Начлагеря заулыбался, нет, что ни говори, а тяжела ты, шапка Мономаха! Тут же сам нашлёпал на машинке командировочное удостоверение, оттюкал справку, чтобы продали билет на самолет для Жени, позвонил в аэропорт, забронировал два места из Москвы до сибирского города, где жил Женя, на тот день, когда приходит пассажирский поезд, всё у него получалось, все его знали, все уже слыхали про маленького беглеца.

– Можно, конечно, теперь и вагон установить, – усмехнулся он. – Да боюсь, спугнут.

– Не надо, – попросил Павел.

Рано утром лагерным службам надлежало – начлагеря дал команду дежурным – вызвать кассира, чтобы снабдить Павла деньгами и выделить легковую машину, чтобы доставить его к самолету.

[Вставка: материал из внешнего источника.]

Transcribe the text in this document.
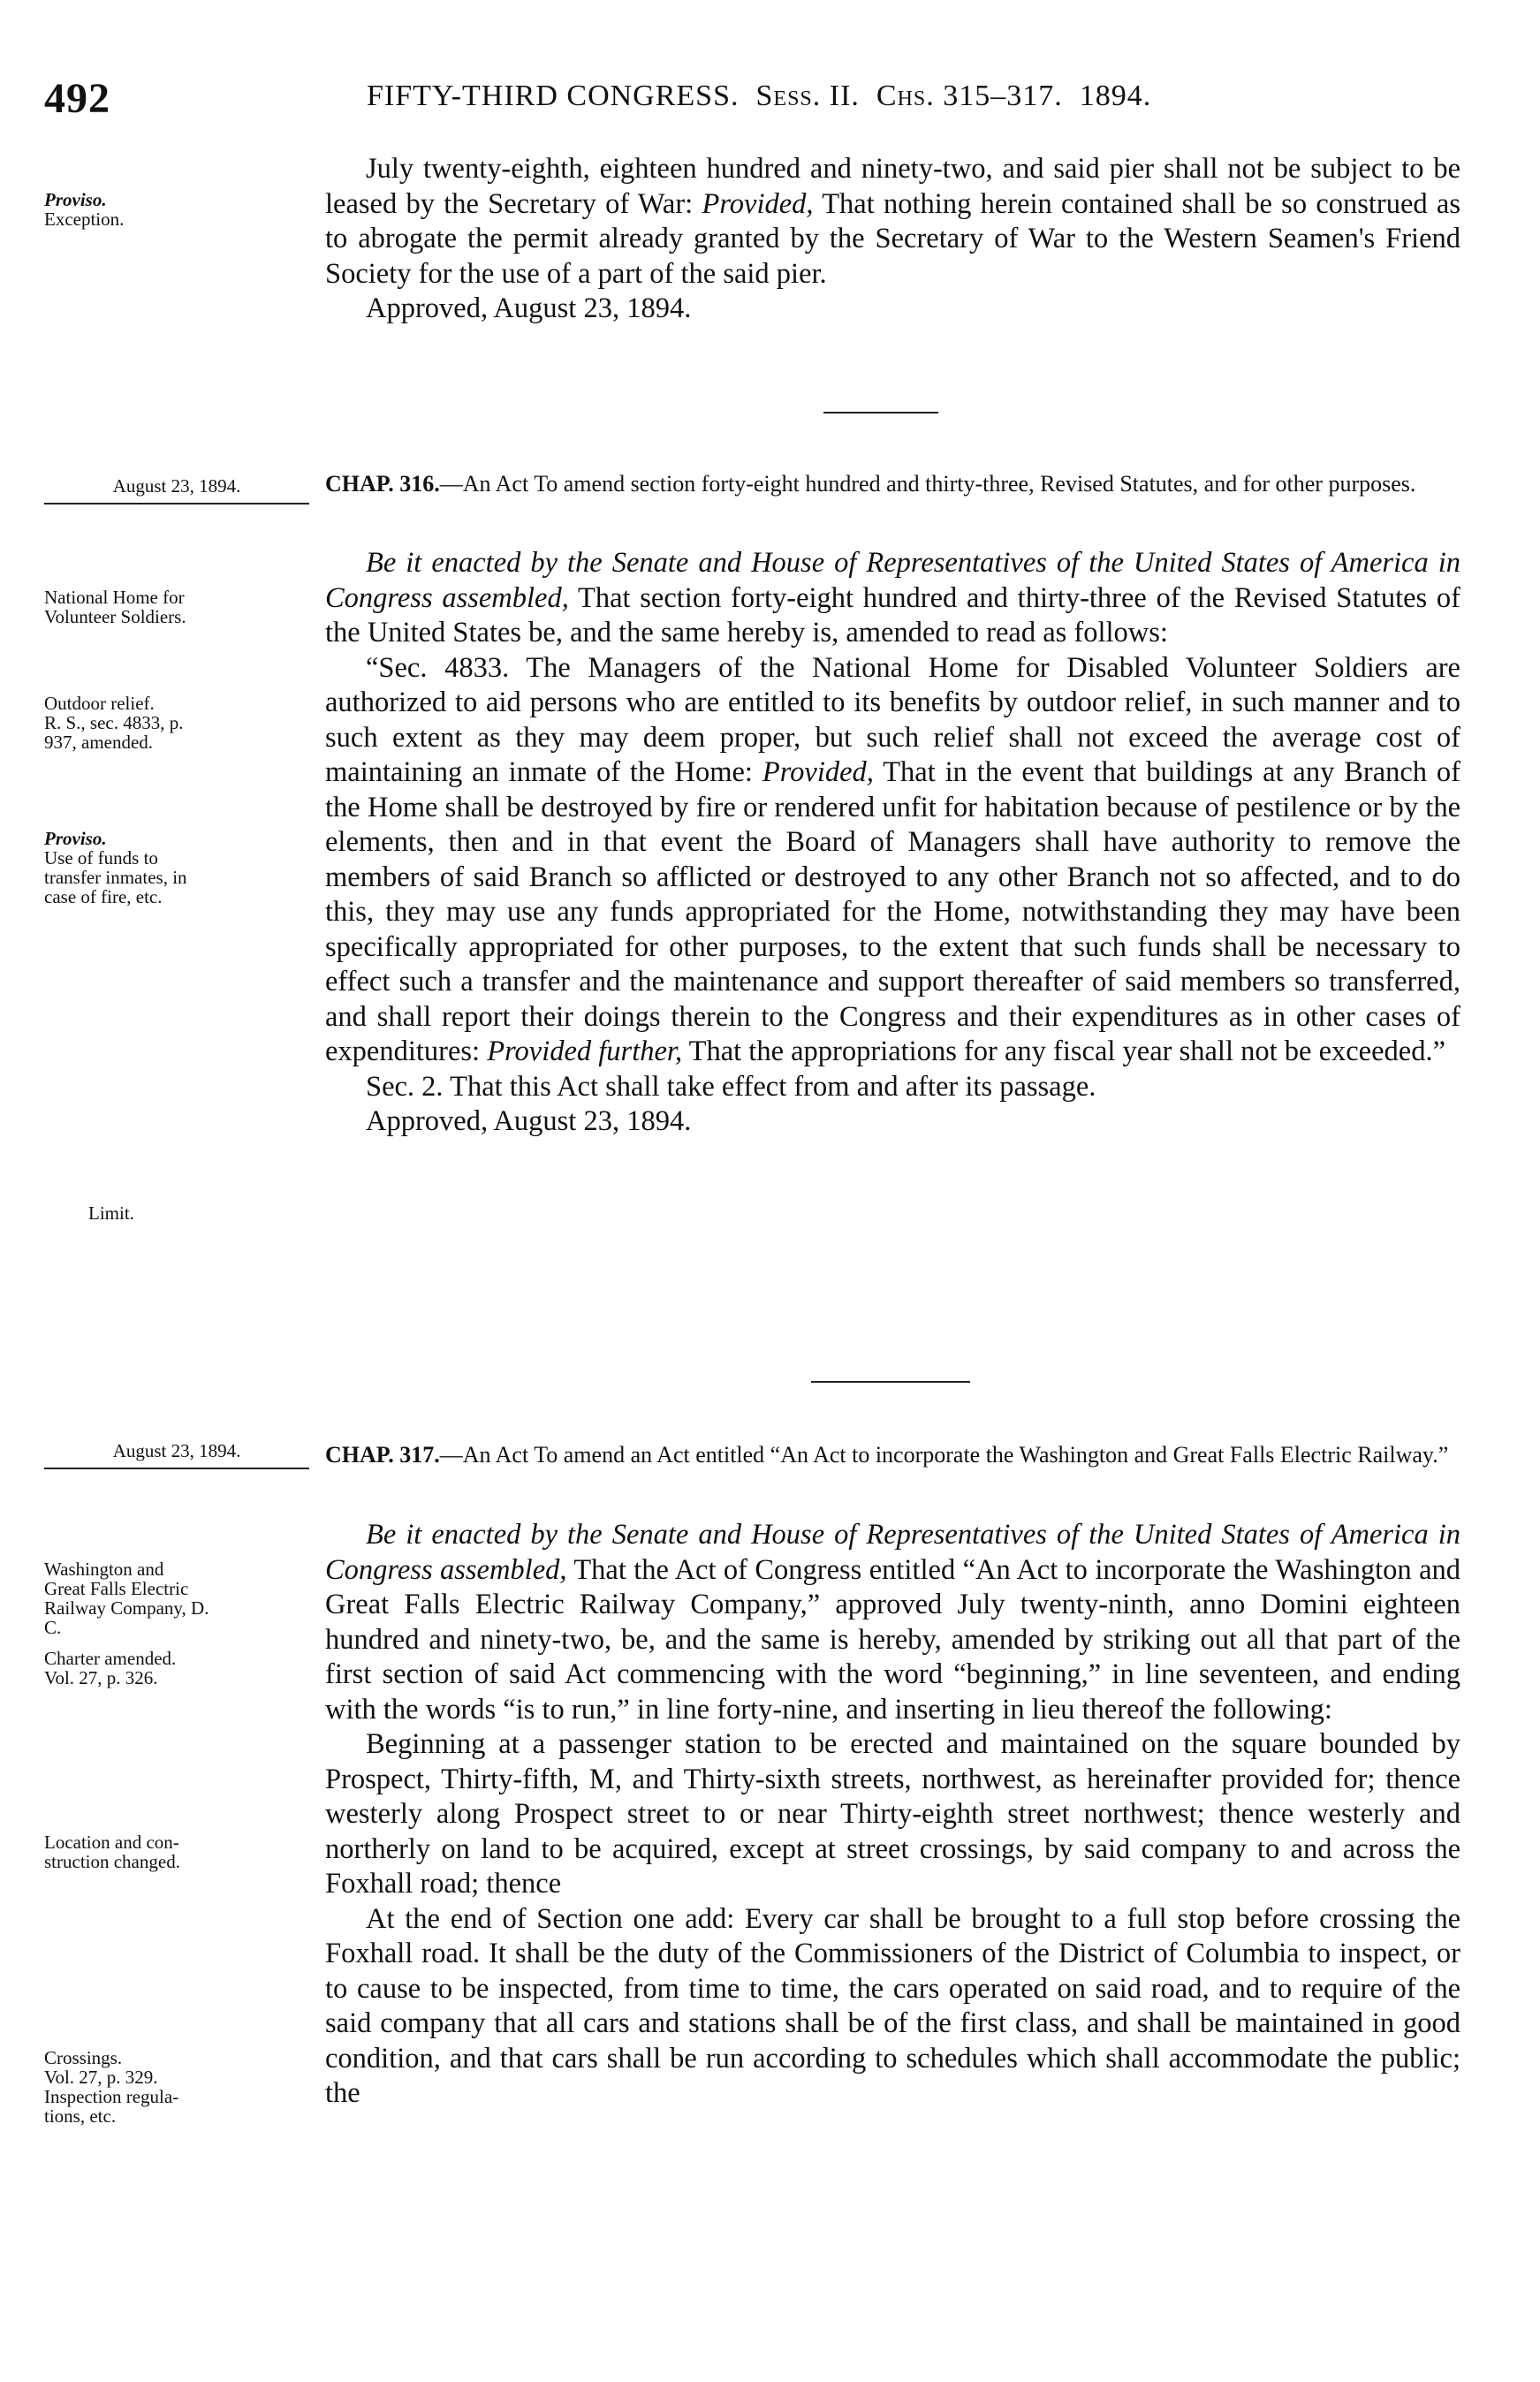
492	FIFTY-THIRD CONGRESS. Sess. II. Chs. 315–317. 1894.
Proviso.
Exception.
August 23, 1894.
National Home for
Volunteer Soldiers.
Outdoor relief.
R. S., sec. 4833, p.
937, amended.
Proviso.
Use of funds to
transfer inmates, in
case of fire, etc.
Limit.
August 23, 1894.
Washington and
Great Falls Electric
Railway Company, D.
C.
Charter amended.
Vol. 27, p. 326.
Location and con-
struction changed.
Crossings.
Vol. 27, p. 329.
Inspection regula-
tions, etc.

July twenty-eighth, eighteen hundred and ninety-two, and said pier shall not be subject to be leased by the Secretary of War: Provided, That nothing herein contained shall be so construed as to abrogate the permit already granted by the Secretary of War to the Western Seamen's Friend Society for the use of a part of the said pier.

Approved, August 23, 1894.

CHAP. 316.—An Act To amend section forty-eight hundred and thirty-three, Revised Statutes, and for other purposes.

Be it enacted by the Senate and House of Representatives of the United States of America in Congress assembled, That section forty-eight hundred and thirty-three of the Revised Statutes of the United States be, and the same hereby is, amended to read as follows:

“Sec. 4833. The Managers of the National Home for Disabled Volunteer Soldiers are authorized to aid persons who are entitled to its benefits by outdoor relief, in such manner and to such extent as they may deem proper, but such relief shall not exceed the average cost of maintaining an inmate of the Home: Provided, That in the event that buildings at any Branch of the Home shall be destroyed by fire or rendered unfit for habitation because of pestilence or by the elements, then and in that event the Board of Managers shall have authority to remove the members of said Branch so afflicted or destroyed to any other Branch not so affected, and to do this, they may use any funds appropriated for the Home, notwithstanding they may have been specifically appropriated for other purposes, to the extent that such funds shall be necessary to effect such a transfer and the maintenance and support thereafter of said members so transferred, and shall report their doings therein to the Congress and their expenditures as in other cases of expenditures: Provided further, That the appropriations for any fiscal year shall not be exceeded.”

Sec. 2. That this Act shall take effect from and after its passage.

Approved, August 23, 1894.

CHAP. 317.—An Act To amend an Act entitled “An Act to incorporate the Washington and Great Falls Electric Railway.”

Be it enacted by the Senate and House of Representatives of the United States of America in Congress assembled, That the Act of Congress entitled “An Act to incorporate the Washington and Great Falls Electric Railway Company,” approved July twenty-ninth, anno Domini eighteen hundred and ninety-two, be, and the same is hereby, amended by striking out all that part of the first section of said Act commencing with the word “beginning,” in line seventeen, and ending with the words “is to run,” in line forty-nine, and inserting in lieu thereof the following:

Beginning at a passenger station to be erected and maintained on the square bounded by Prospect, Thirty-fifth, M, and Thirty-sixth streets, northwest, as hereinafter provided for; thence westerly along Prospect street to or near Thirty-eighth street northwest; thence westerly and northerly on land to be acquired, except at street crossings, by said company to and across the Foxhall road; thence

At the end of Section one add: Every car shall be brought to a full stop before crossing the Foxhall road. It shall be the duty of the Commissioners of the District of Columbia to inspect, or to cause to be inspected, from time to time, the cars operated on said road, and to require of the said company that all cars and stations shall be of the first class, and shall be maintained in good condition, and that cars shall be run according to schedules which shall accommodate the public; the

Всё было сделано. Всё утрясено. Ничего не забыто.

– Ну, посидим ещё пять минут! – предложил хозяин кабинета.

«Что ж, – подумал Павел, – всё правильно, теперь можно продрать меня. С песочком».

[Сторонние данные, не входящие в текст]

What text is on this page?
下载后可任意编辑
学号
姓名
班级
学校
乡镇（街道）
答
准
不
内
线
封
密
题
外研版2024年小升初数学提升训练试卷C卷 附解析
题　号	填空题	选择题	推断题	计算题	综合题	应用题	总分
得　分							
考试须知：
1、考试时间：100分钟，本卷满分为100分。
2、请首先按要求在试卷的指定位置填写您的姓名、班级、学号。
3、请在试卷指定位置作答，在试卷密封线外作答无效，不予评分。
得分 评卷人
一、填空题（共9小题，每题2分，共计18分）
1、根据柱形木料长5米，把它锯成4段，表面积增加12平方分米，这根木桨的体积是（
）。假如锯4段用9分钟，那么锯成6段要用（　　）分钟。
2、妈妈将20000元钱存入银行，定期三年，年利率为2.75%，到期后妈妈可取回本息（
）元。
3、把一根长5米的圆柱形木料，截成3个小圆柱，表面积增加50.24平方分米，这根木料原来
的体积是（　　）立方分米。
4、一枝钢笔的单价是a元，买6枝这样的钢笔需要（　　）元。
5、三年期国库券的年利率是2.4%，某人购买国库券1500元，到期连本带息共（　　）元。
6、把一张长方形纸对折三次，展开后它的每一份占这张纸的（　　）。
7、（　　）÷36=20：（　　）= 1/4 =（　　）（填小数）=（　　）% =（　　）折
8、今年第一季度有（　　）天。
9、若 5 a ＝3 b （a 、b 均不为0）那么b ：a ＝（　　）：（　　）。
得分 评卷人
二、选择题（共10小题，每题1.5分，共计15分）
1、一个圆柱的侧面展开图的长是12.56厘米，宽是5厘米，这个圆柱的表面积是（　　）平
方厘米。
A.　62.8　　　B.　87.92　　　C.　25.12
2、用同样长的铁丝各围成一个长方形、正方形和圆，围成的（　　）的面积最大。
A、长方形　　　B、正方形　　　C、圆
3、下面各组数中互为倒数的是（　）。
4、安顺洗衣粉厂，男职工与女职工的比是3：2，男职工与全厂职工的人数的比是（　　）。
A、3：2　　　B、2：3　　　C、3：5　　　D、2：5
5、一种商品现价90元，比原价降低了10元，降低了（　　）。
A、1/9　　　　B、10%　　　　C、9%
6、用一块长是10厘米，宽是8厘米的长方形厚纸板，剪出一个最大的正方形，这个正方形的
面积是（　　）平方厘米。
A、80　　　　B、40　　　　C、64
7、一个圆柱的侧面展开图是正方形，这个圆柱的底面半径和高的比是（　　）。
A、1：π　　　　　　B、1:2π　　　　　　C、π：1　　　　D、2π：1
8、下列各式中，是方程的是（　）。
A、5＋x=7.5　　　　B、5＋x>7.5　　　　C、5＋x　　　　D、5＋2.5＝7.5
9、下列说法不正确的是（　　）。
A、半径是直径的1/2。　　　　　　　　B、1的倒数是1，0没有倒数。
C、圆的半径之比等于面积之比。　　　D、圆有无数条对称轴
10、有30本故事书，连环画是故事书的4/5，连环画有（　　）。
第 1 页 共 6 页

– Всё хочу тебя спросить, да некогда, торопимся, бежим, некогда потолковать, – сказал он негромко. – Так вот, хочу узнать, Павел, чего ты к нам-то пошёл? Знаю, ты не из тех, кого привлекают море и фрукты, да у нас и захочешь, так о них забудешь, не та жизнь, но всё-таки? Это же не навсегда. Особенно для мужчины.

Павел усмехнулся, посмотрел в глаза своему начальнику. Приходил ведь он сюда, и не раз, приходил на беседу под голубой лампой, вот и с Аней тогда приходил, а разговоров всё так и не выходило, больше по верхам, по делам, по фактам. Что ж сейчас-то? Или приспичило? Испугался? А может, думает, после этой истории как бы не сбежал Павел Ильич Метелин из этой благодати, из лазурного лагеря, где нет ни секунды покоя и возможности вспомнить себя.

Или это просто тот миг, те минуты, когда всякий человек, уставший от гонки, в разговоре с другим старается объяснить себя прежде всего, свои поступки, сравнить их с поступкам другого и как бы самого себя утешить; оказывается, и этот другой живёт ничуть не лучше тебя, тоже неправильно и тоже ничего не успевает – забыл себя, вертится, как белка. Да так, пожалуй, и есть. Человек соглашается с откровенностью другое потому, что это как бы отражённая, зеркальная форма его собственной откровенности. Только говоришь не ты, а твой собеседник. Исповедуешься его словами.

Павел сказал, помолчав:

– А я и сам не знаю. Сперва мне надо было забыться. Требовалась… анестезия. И такая работа очень помогает забыться. Он подумал и сказал неожиданное для самого себя.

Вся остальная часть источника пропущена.